Besides Nero and Caligula, future emperors for the most part governed well, under the circumstances. Hordes of nomadic tribes were gathering around Rome’s vast empire which kept them contantly occupied. In the year 122 Emperor Hadrian started the construction of a wall with sentry posts (Hadrian’s Wall) seventy-three miles long and twenty feet high in an effort to keep the barbarians out. An accomplished warrior, Hadrian was also a lover of the arts and literature.

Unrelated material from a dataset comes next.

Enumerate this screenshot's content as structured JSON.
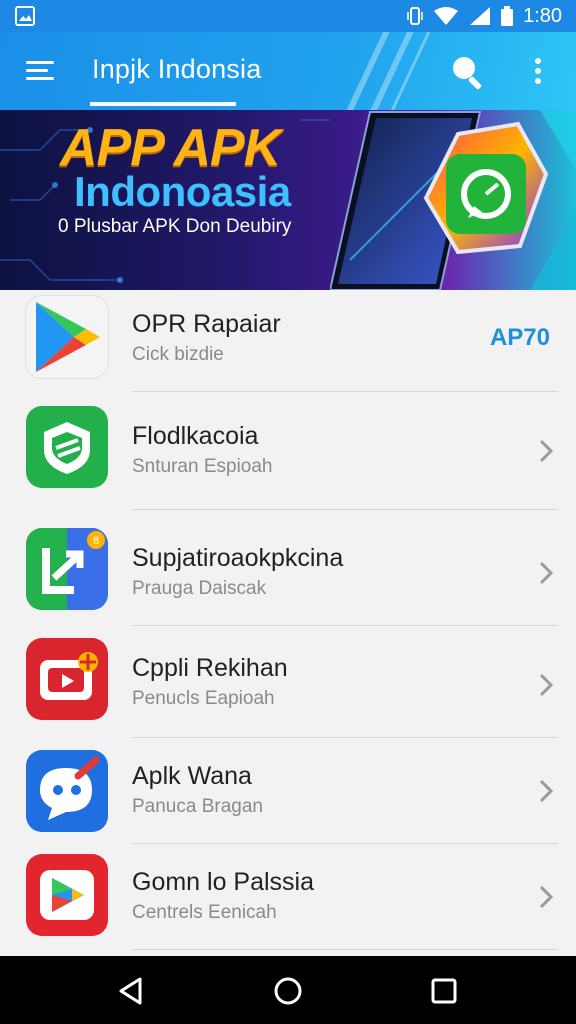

The next Emperor, Marcus Auralius, was crowned in 161. Auralius had the same love of culture as Hadrian and was a philosopher in his own right. He fought back invasions from northern Europe, and defeated the Parthians from Persia and Afghanistan (Parthians were known for their horsemanship and their tactic of shooting arrows while pretending to flee). Marcus Aurelius regarded Christians as a threat to the empire but did his best to alleviate the conditions of the poor by reducing taxes and even selling his own property to open schools, hospitals and orphanages. He improved the welfare of criminals and slaves, and practiced his stoic philosophy in the way he dealt with problems. He once forgave a governor for plotting to kill him. Marcus Auralius died of the plague in 180.

Rome in the late 3rd century was rife with crushing administration problems in the provinces, social upheavals, roaming barbarian hoards, internal quarrels and a plague that killed half the population. The 38th Emperor Diocletian was able to stabilize the city financially and militarily by dividing the Empire into four parts:Tetrarchy. He made Maximian co-emperor in the West while he governed the Eastern provinces. Under them were two "caesars". Diocletian was anti-Christian and issued an edict to persecute citizens who would not offer sacrifice to the Roman gods. The Tetrarchic system collapsed after Diocletian stepped down in 305, the first time an emperor abdicated voluntarily.

Constantine (The Great), Roman Emperor in 306, was successful in keeping the Franks, Alamanni, Visigoths, and Sarmatians from his borders and in 340 made religious tolerance official with the Edict of Milan, allowing Christians access to government positions. The last Roman emperor, Romulus Augustulus, was deposed in 476 by tribes from the north.